Alentis Therapeutics wants to bring the first anti-fibrotic treatment to address underlying liver and kidney diseases into the clinic, and a new cash infusion of $67 million will help.
Chinese venture firm Morningside Venture Investments led the series B financing with participation from new investor, the French private equity firm Jeito Capital, and existing backers like BioMed Partners. Alentis wants to advance into the clinic therapies that go after the novel target Claudin-1 (CLDN1) to treat liver fibrosis, kidney fibrosis, hepatobiliary cancers and potentially other indications.
The Swiss biotech, with an R&D arm in France, is attempting to change the “fibrotic course of the disease” versus the approach that most competitors take, which involves a metabolic activator that addresses the disease indirectly, said CEO Roberto Iacone, M.D., Ph.D., in an interview.
This direct anti-fibrotic approach along with a management team that boasts a Roche pedigree and the potential for several indications attracted Jeito Capital, according to the firm’s founder and CEO Rafaèle Tordjman.

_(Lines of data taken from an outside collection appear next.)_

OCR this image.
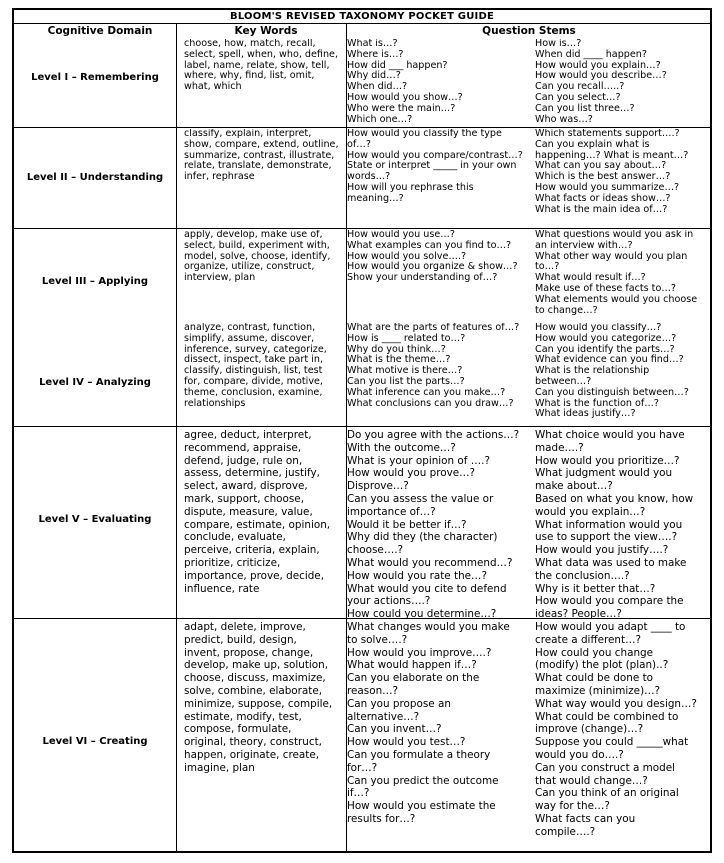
BLOOM'S REVISED TAXONOMY POCKET GUIDE
Cognitive Domain	Key Words	Question Stems
Level I – Remembering
choose, how, match, recall,
select, spell, when, who, define,
label, name, relate, show, tell,
where, why, find, list, omit,
what, which
What is…?
Where is…?
How did ___ happen?
Why did…?
When did…?
How would you show…?
Who were the main…?
Which one…?
How is…?
When did ____ happen?
How would you explain…?
How would you describe…?
Can you recall…..?
Can you select…?
Can you list three…?
Who was…?
Level II – Understanding
classify, explain, interpret,
show, compare, extend, outline,
summarize, contrast, illustrate,
relate, translate, demonstrate,
infer, rephrase
How would you classify the type of…?
How would you compare/contrast…?
State or interpret _____ in your own
words…?
How will you rephrase this
meaning…?
Which statements support….?
Can you explain what is
happening…? What is meant…?
What can you say about…?
Which is the best answer…?
How would you summarize…?
What facts or ideas show…?
What is the main idea of…?
Level III – Applying
apply, develop, make use of,
select, build, experiment with,
model, solve, choose, identify,
organize, utilize, construct,
interview, plan
How would you use…?
What examples can you find to…?
How would you solve….?
How would you organize & show…?
Show your understanding of…?
What questions would you ask in
an interview with…?
What other way would you plan
to…?
What would result if…?
Make use of these facts to…?
What elements would you choose
to change…?
Level IV – Analyzing
analyze, contrast, function,
simplify, assume, discover,
inference, survey, categorize,
dissect, inspect, take part in,
classify, distinguish, list, test
for, compare, divide, motive,
theme, conclusion, examine,
relationships
What are the parts of features of…?
How is ____ related to…?
Why do you think…?
What is the theme…?
What motive is there…?
Can you list the parts…?
What inference can you make…?
What conclusions can you draw…?
How would you classify…?
How would you categorize…?
Can you identify the parts…?
What evidence can you find…?
What is the relationship
between…?
Can you distinguish between…?
What is the function of…?
What ideas justify…?
Level V – Evaluating
agree, deduct, interpret,
recommend, appraise,
defend, judge, rule on,
assess, determine, justify,
select, award, disprove,
mark, support, choose,
dispute, measure, value,
compare, estimate, opinion,
conclude, evaluate,
perceive, criteria, explain,
prioritize, criticize,
importance, prove, decide,
influence, rate
Do you agree with the actions…?
With the outcome…?
What is your opinion of ….?
How would you prove…?
Disprove…?
Can you assess the value or
importance of…?
Would it be better if…?
Why did they (the character)
choose….?
What would you recommend…?
How would you rate the…?
What would you cite to defend
your actions….?
How could you determine…?
What choice would you have
made….?
How would you prioritize…?
What judgment would you
make about…?
Based on what you know, how
would you explain…?
What information would you
use to support the view….?
How would you justify….?
What data was used to make
the conclusion….?
Why is it better that…?
How would you compare the
ideas? People…?
Level VI – Creating
adapt, delete, improve,
predict, build, design,
invent, propose, change,
develop, make up, solution,
choose, discuss, maximize,
solve, combine, elaborate,
minimize, suppose, compile,
estimate, modify, test,
compose, formulate,
original, theory, construct,
happen, originate, create,
imagine, plan
What changes would you make
to solve….?
How would you improve….?
What would happen if…?
Can you elaborate on the
reason…?
Can you propose an
alternative…?
Can you invent…?
How would you test…?
Can you formulate a theory
for…?
Can you predict the outcome
if…?
How would you estimate the
results for…?
How would you adapt ____ to
create a different…?
How could you change
(modify) the plot (plan)..?
What could be done to
maximize (minimize)…?
What way would you design…?
What could be combined to
improve (change)…?
Suppose you could _____what
would you do….?
Can you construct a model
that would change…?
Can you think of an original
way for the…?
What facts can you
compile….?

She will join the Alentis board in conjunction with the funding.
“There is no direct anti-fibrotic to our knowledge,” Tordjman said in an interview.
The monoclonal antibodies developed by Alentis bind to Claudin-1, a protein that maintains a barrier between epithelial cells which line the surfaces of the body including in the liver. The CLDN1 target comes from research conducted by Thomas Baumert, M.D., at the University of Strasbourg and the French National Institute of Health. Alentis is also working with Mount Sinai Hospital and University of Texas Southwestern for single-cell RNA-sequencing of patient liver tissues.

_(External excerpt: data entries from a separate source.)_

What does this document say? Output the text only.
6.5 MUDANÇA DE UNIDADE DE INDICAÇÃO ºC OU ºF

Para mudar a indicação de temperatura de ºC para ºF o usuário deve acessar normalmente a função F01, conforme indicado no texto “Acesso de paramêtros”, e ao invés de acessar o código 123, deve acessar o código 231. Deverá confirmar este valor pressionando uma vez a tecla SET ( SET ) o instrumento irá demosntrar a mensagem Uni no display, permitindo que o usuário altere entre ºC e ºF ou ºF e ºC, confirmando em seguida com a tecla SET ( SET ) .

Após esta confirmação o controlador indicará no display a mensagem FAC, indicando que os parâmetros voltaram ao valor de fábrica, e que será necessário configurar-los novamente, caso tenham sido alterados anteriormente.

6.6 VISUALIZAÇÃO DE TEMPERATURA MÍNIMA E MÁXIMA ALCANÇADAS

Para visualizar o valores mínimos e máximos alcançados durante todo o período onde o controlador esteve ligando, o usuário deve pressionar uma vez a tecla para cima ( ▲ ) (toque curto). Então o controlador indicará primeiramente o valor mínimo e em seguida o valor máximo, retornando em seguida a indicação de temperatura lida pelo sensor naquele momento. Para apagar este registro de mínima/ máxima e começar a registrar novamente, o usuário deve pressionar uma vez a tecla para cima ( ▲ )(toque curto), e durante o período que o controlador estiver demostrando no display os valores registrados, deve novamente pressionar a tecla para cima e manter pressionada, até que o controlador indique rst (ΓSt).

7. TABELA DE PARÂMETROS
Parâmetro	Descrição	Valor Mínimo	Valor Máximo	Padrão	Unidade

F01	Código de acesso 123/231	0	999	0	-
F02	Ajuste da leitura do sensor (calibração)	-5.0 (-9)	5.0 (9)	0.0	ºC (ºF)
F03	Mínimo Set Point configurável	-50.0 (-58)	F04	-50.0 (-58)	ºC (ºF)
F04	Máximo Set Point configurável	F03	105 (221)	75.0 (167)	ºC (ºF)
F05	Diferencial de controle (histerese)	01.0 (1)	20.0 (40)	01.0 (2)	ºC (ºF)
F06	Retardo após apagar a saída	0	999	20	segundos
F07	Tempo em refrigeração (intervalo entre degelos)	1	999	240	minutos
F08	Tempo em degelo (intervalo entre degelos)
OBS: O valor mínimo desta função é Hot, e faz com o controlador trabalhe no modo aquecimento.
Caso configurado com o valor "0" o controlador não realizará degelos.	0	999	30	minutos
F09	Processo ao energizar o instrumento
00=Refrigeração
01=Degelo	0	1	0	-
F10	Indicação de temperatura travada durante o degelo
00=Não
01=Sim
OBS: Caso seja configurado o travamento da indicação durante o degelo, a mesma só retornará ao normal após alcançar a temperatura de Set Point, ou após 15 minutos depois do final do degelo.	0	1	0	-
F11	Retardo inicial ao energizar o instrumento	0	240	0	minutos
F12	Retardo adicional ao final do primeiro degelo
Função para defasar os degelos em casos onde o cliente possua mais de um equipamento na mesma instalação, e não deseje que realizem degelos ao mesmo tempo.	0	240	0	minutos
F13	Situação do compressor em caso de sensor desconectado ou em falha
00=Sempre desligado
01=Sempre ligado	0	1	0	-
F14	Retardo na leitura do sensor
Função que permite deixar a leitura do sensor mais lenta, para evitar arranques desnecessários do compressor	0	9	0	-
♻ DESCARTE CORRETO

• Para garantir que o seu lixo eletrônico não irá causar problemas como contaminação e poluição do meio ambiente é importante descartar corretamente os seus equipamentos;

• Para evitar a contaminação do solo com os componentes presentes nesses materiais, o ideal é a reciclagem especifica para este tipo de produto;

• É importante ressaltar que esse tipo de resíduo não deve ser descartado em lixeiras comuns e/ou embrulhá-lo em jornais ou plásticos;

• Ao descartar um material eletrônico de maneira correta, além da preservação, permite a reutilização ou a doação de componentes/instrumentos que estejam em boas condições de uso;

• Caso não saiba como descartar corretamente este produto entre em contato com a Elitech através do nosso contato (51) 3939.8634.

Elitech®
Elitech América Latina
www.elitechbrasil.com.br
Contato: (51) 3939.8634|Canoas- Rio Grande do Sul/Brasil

CLDN1 first came forward as a target through research that first looked at the hepatitis C virus, which is a major cause of fibrosis and liver disease, according to Baumert. Targeting this protein is meant to prevent the “fibrosis cliff” so that patients do not require liver transplants nor digress to cancer, he added.
Alentis is ready for clinical development and will recruit first volunteers in December for a phase 1 clinical trial of ALE.F02 for liver and kidney fibrosis. The company will then do a proof-of-concept in the first quarter of 2023, Iacone said.
To get there, Alentis will hire an expert in kidney and liver fibrosis for indication expansion by autumn plus a chief medical officer to oversee the phase 2a proof of concept study by early next year, the CEO added.
Alentis has also commenced a process to search for potential partners. Iacone did not say who he has talked to in initial discussions, but he sees Alentis’ full fibrosis model as filling a gap in the pharmaceutical industry landscape.
“There is not a pharma that does all of the fibrosis,” he said. “But from initial discussions, what really has been astonishing to them, as a life cycle expansion, this is the perfect fit.”
Iacone has both Big Pharma and biotech startup experience. He co-founded Bright Peak Therapeutics and Ridgeline Therapeutics and helped build precision oncology medicine company Black Diamond Therapeutics to an initial public offering in 2020. Prior to building his start up bonafides, he spent a decade at Roche, where he led global rare diseases research. Alentis VPs Markus Meyer, Ph.D., and Valentina Aureggi, Ph.D., also spent time at Roche.
The liver fibrosis space took a big hit last month when NGM Biopharmaceuticals’ therapy aldafermin missed its primary goal in a phase 2b trial of patients with nonalcoholic steatohepatitis (NASH). The study targeted patients with NASH and stage 2 or 3 liver fibrosis but was unable to perform better than placebo. NGM pulled phase 3 plans after the midstage failure.
AbbVie is also betting on fibrotic diseases through a $20 million licensing deal with Morphic Therapeutic signed last August. Gilead Sciences and Novo Nordisk are also teaming up on a combo trial later this year in their liver fibrosis efforts.